Characteristic length, characteristic time and complexity of the process Different physical processes (starting from elementary particles or even below to the universe itself) have different length scales $L$ and different characteristic times $T$. Larger processes tend to live at slower pace (very roughly, for electron orbitals it is $(10^{-10}\text{m},10^{-15}\text{s})$ while for stars - $(10^{11}\text{m},10^{12}\text{s})$).
But going into details, objects of the same size have different characteristic times. For example, a human time scale (from 'blink of an eye' (100ms) to the lifespan (70ys)) is much shorter that for a rock of the same size.
The question is if such a relation (i.e. $T$ vs. $L$) is related to complexity of a process (either in terms of precision/robustness of it, long range correlations, or structure of interactions between its components)?
Any 2D plot of "time scale" vs "length scale" of different processes would be appreciated.
 A: There is absolutely no relation between the length/time scale relation and the complexity of the phenomenon. The graph you are looking for has a log-axis for L and for T, and a black region for $L>T/c$ which is the speed-of-light bound on the allowed time scales for change in a system of size L. You can make complexity happen in our universe in the biological region, which will be around the heartrate/mass power-law for animals. T
Humans live far away from this boundary, but unstable elemetary particles are mostly right on it. But there is no relation between these natural scales and the complexity of a process.

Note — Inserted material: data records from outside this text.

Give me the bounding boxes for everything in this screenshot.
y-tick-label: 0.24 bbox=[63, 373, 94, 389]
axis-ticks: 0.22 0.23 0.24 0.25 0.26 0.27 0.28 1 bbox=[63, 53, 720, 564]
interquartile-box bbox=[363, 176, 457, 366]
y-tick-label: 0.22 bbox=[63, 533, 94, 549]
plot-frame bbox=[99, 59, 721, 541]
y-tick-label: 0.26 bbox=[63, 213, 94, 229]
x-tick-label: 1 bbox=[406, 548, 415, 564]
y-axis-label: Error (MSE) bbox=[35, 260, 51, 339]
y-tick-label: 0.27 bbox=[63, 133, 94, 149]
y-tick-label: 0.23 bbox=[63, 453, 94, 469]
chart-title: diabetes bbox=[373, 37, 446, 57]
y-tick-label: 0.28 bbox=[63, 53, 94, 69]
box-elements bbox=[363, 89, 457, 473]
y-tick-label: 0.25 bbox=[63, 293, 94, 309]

A supernova core collapse is a very simple phenomenon in terms of biology, but it happens quickly for a huge object, and the time scale for cellular division can be slowed down by freezing and thawing, without changing the inherent complexity of the process. 
The rule of thumb is that you can make complexity happen in our universe in the biological region, which will be around the heartrate/mass power-law for animals.
A: It might be useful to think about how fundamental particles combine step by step into more complex patterns (for lack of a better word), what constraints there are on these with regards to time (stability) and how much energy is involved (total conversion vs chemistry, for example).
We have a number of fundamental particles, most of which are too unstable to give rise to complex phenomena (the top quark doesn't even form hadrons) and some of which don't interact much (neutrinos, possibly WIMP dark matter). What we do have to work with is up and down quarks that form hadrons and electrons that with them form electrically neutral atoms.
Not all atoms are stable for long times. Those that are can interact chemically, forming larger, more complex structures. Chemical processes are slower, less energetic and happen over larger distances than interactions between fundamental particles.
The next step in complexity isn't necessarily obvious, but I'd suggest self-replicators (life) as the logical one. We don't know what the smallest or least complex possible self-replicator would be, but the smallest known bacteria are far larger than single molecules.
I don't know if this is much of an answer, but it might be a sketch for how to think about an answer.